The amount of traffic practically triples past Baton Rouge. Tows with over 35 barges (I forget the biggest ones we saw, perhaps in the 70s?), ocean liners, etc. It was absolutely fucked, and terrifying. And it seemed like it hit us all at once—we went around a bend and BAM instant congestion. And it’s not like we can just stop and wait. The river keeps moving, no matter what. And so do the barges and ships. When we first started the trip people would tell us, “The barges don’t care about you. They will run you right over.” We called bullshit because we didn’t think all tow captains were homicidal maniacs. But what we didn’t realize was the further down the river, they literally cannot stop. If a large vessel is southbound, it takes it at least an hour just to slow down.
I felt like we were in a video game. Some kind of fucked marine version of Frogger. And this was the last level of the game. This was Bowser’s castle. All the fuckers that kill you were twice the size as normal. It was everything we had already been through except bigger, faster, and more dangerous. And like a video game, if you get hit, you die. And we didn’t have any extra lives saved up.

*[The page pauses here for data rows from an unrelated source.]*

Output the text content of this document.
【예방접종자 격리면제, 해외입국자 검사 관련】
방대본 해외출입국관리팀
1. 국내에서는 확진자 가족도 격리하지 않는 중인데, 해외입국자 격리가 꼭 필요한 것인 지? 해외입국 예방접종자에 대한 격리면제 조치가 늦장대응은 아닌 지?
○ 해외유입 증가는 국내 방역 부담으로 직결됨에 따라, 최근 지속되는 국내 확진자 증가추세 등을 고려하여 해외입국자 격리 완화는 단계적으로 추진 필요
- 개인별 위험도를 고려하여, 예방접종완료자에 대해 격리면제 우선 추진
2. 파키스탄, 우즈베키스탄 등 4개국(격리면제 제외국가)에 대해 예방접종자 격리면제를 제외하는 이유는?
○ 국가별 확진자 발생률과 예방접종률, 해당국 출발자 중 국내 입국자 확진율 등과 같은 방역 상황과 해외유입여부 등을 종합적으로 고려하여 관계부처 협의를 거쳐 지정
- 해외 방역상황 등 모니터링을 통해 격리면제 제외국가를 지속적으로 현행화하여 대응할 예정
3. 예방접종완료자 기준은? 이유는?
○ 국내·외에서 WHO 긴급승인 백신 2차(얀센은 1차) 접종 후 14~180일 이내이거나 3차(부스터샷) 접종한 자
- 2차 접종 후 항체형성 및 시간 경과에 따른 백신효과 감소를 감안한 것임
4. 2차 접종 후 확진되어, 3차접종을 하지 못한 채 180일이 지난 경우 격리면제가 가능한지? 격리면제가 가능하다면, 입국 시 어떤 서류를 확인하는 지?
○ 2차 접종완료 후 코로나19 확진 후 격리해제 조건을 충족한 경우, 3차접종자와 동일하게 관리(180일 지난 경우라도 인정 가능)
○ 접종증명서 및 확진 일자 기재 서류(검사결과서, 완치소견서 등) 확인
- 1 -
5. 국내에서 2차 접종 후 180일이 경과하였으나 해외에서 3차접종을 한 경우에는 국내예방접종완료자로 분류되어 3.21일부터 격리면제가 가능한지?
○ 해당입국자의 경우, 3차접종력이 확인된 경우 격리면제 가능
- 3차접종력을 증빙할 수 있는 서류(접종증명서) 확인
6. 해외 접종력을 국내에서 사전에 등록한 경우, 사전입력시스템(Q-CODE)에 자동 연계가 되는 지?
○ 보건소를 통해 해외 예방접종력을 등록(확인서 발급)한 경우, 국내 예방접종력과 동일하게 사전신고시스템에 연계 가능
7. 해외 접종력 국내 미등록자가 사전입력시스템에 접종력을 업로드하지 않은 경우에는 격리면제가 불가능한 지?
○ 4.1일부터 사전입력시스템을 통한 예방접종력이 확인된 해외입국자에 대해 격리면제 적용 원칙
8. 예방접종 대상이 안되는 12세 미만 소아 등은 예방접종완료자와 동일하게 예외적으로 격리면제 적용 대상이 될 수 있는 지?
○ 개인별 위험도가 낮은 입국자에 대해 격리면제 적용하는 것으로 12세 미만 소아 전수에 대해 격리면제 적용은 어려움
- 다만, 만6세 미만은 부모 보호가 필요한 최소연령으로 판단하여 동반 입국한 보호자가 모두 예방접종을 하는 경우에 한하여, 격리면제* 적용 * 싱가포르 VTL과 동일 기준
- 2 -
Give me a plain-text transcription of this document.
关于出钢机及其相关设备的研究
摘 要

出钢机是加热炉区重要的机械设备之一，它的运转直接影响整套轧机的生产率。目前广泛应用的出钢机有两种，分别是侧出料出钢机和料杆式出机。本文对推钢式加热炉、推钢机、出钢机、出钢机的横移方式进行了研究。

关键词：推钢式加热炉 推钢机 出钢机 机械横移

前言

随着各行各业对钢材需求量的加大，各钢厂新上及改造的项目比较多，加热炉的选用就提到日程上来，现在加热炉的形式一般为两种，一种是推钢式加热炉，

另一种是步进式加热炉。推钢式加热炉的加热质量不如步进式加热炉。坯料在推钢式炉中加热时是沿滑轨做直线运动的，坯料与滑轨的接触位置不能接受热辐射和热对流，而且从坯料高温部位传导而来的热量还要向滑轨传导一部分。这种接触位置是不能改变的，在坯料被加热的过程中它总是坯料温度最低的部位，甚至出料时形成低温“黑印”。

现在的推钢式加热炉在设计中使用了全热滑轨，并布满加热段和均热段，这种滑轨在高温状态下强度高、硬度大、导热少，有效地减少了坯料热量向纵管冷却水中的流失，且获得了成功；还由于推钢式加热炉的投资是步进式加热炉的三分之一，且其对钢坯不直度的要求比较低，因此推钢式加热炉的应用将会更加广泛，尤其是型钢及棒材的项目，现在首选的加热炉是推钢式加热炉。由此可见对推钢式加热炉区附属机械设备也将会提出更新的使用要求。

Somehow, someway, we met some lifesavers. A tow captain whose name I can’t remember guided us along part of the river, and a ocean liner captain named Gino gave us advice and tips that most likely are the reason why Conner and I are still alive, places to dock, attempted to give us free gas and pizza, and even delivered beers to our boat. I’ll never forget the last time I saw Gino, honking the loud foghorn of his ship hauling ass down the river, standing on the deck waving both arms erratically yelling, “Hey guys!”